Hudson later slid under the catcher’s tag for the third Missouri run—RBI for designated hitter Marla Schweisberger—and right fielder Lisa Simmons crushed a home run over the right field wall for the fourth and fifth runs of the inning.

“Big teams have big innings,” said coach Ehren Earleywine, “and a good team will make you pay when you make mistakes.”

Mizzou starting pitcher Chelsea Thomas struggled to find the strike zone once the Tiger’s took the field. She loaded the bases in the bottom of the first, but escaped unscathed thanks in large part to shortstop Marston. She dove to keep a potential run-scoring single in the infield, then kept the Huskies off the scoreboard when she logged the final out of the inning.

Washington did not score until the fifth inning, and did not score again after that offensive surge.

Untimely errors plagued the Washington squad throughout the afternoon. In the third inning, left fielder Whitney Jones misjudged a pop fly that advanced Mizzou’s Ashley Fleming to third base. Fleming would eventually score the sixth and final Mizzou run on a passed ball.

Marston registered the only Mizzou error of the day, a costly one that spurred a near-comeback in the fifth inning by allowing Washington onto the scoreboard for the first of three runs. Kaitlin Inglesby, considered one of the better offensive pitchers in women’s softball, doubled during that pivotal fifth inning and drove home the second and third run.

Thomas escaped with the win, but appeared bothered by home plate umpire John Kurnat’s strike zone. Thomas and Washington’s Inglesby both threw a greater percentage of balls than their season average. Inglesby at one point trotted to within 20 feet of the Washington dugout before having to retreat to the mound as Kurant called “ball.”

Now, they prepare to take on another of the nation’s best hitting teams—perhaps the best hitting team, the Florida Gators —in their first game in the Women’s College World Series in Oklahoma City.  Earleywine knows the strategy, though.

“When you play the nation’s best hitting team, you like to have the nation’s best pitcher. We like our chances.”
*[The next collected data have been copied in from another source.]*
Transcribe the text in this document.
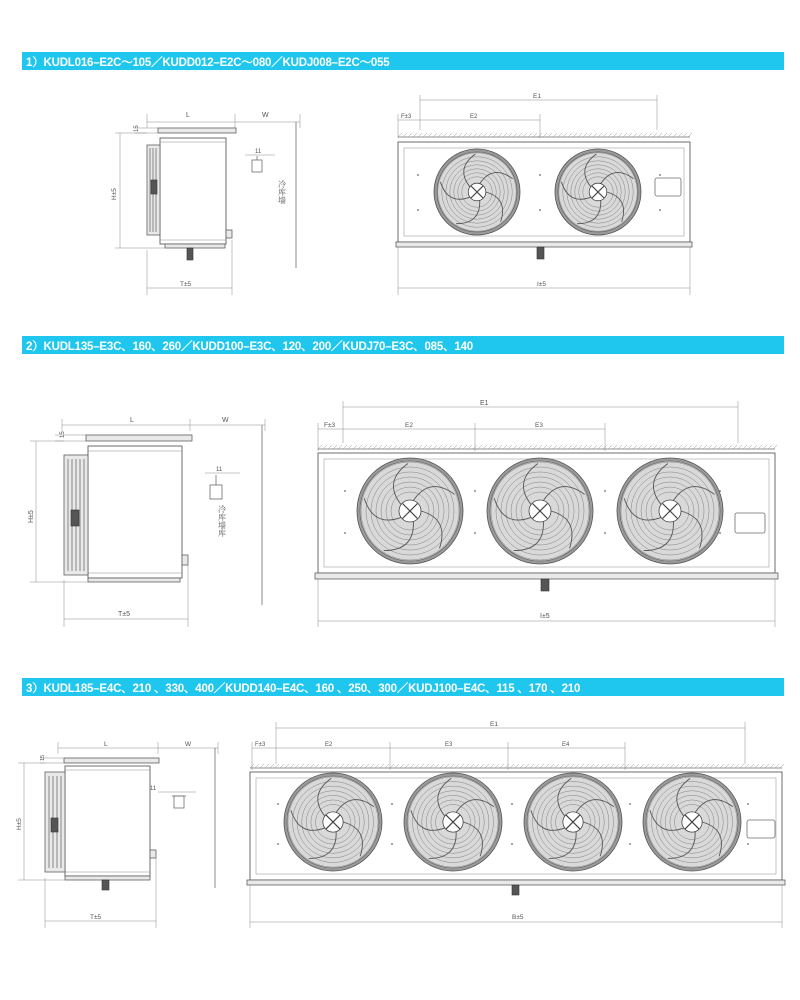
1）KUDL016–E2C～105／KUDD012–E2C～080／KUDJ008–E2C～055
L	W
15
H±5
T±5
11
冷库墙
E1
F±3	E2
I±5
2）KUDL135–E3C、160、260／KUDD100–E3C、120、200／KUDJ70–E3C、085、140
L	W
15
H±5
T±5
11
冷库墙库
E1
F±3	E2	E3
I±5
3）KUDL185–E4C、210 、330、400／KUDD140–E4C、160 、250、300／KUDJ100–E4C、115 、170 、210
L	W
15
H±5
T±5
11
E1
F±3	E2	E3	E4
B±5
And after two straight years of losing their first two games to be eliminated at the WCWS, Chelsea Thomas is looking for a different outcome this year. “We’re going to do some damage,” the pitcher said.

Earleywine Ejected
Despite the first inning Mizzou lead, coach Ehren Earleywine departed before the Tiger’s took the field. He earned his second ejection of the season by contesting a foul ball. The softball rolled in, out, then back in to fair territory before Washington third basemen Morgan Stewart touched it, but umpire John Kurnat had already made his call. Assistant coach Melissa Tucci took over coaching duties for the remainder of the game.

Earleywine seemed a bit embarrassed about the whole situation. “He (umpire John Kurnat) did what he needed to. I deserved it.” He said he’d rather focus on the good things his team accomplished, not “my mistake.”
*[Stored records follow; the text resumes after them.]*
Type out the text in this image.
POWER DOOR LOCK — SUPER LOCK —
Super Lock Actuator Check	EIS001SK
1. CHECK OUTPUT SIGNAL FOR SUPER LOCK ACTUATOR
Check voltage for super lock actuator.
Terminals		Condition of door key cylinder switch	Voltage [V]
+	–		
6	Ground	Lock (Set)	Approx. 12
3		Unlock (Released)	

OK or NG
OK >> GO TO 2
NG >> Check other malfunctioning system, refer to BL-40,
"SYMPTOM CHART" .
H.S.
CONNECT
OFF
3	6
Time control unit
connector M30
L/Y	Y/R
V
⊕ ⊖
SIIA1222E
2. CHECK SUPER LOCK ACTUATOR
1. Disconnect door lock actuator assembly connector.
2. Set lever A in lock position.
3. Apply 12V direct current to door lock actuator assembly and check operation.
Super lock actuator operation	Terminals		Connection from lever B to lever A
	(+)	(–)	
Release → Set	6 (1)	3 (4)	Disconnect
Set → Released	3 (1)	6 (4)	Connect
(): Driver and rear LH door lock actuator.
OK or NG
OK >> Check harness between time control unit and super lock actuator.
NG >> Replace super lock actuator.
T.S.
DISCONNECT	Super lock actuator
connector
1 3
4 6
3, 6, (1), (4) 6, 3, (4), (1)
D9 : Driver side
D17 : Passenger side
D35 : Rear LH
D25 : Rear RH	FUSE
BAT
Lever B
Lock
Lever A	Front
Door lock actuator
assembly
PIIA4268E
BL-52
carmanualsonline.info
“It was torturous watching this in the team room,” Earleywine said after the game. There was a five second delay, and I’d hear the fans cheer or boo and then have to wait to see what happened.”

Big 12 Represesents
Half of the teams in the Women’s College World Series play in the Big 12, as Baylor, Oklahoma, Oklahoma State and Missouri advance. Tournament play begins in Oklahoma City on Thursday, June 2 and wraps up the following Wednesday, June 8.

Final Stat Line
Mizzou: Pitcher Chelsea Thomas was credited with two earned runs on 10 hits in seven innings. She walked two batters and struck out nine.

Washington: Pitcher Kaitlin Inglesby was credited with five earned runs on four hits. She walked five batters and struck out four.

With the win, the Tigers are 52-8 on the year. The Huskies finish their season 37-15. Washington coach Heather Tarr offered this advice for the Tigers as they head to Oklahoma City. “Everybody tries to change their game, just go and do what you do.” It worked for the Huskies, who won a title in 2009. And, starting Thursday in Oklahoma City, the Tigers will see if what they do is good enough to win the school it’s first National Championship ever in softball and the first in any sport in 50 years.

Up Next
Mizzou faces No. 4 Florida at 8:30 pm CDT on Thursday, June 2.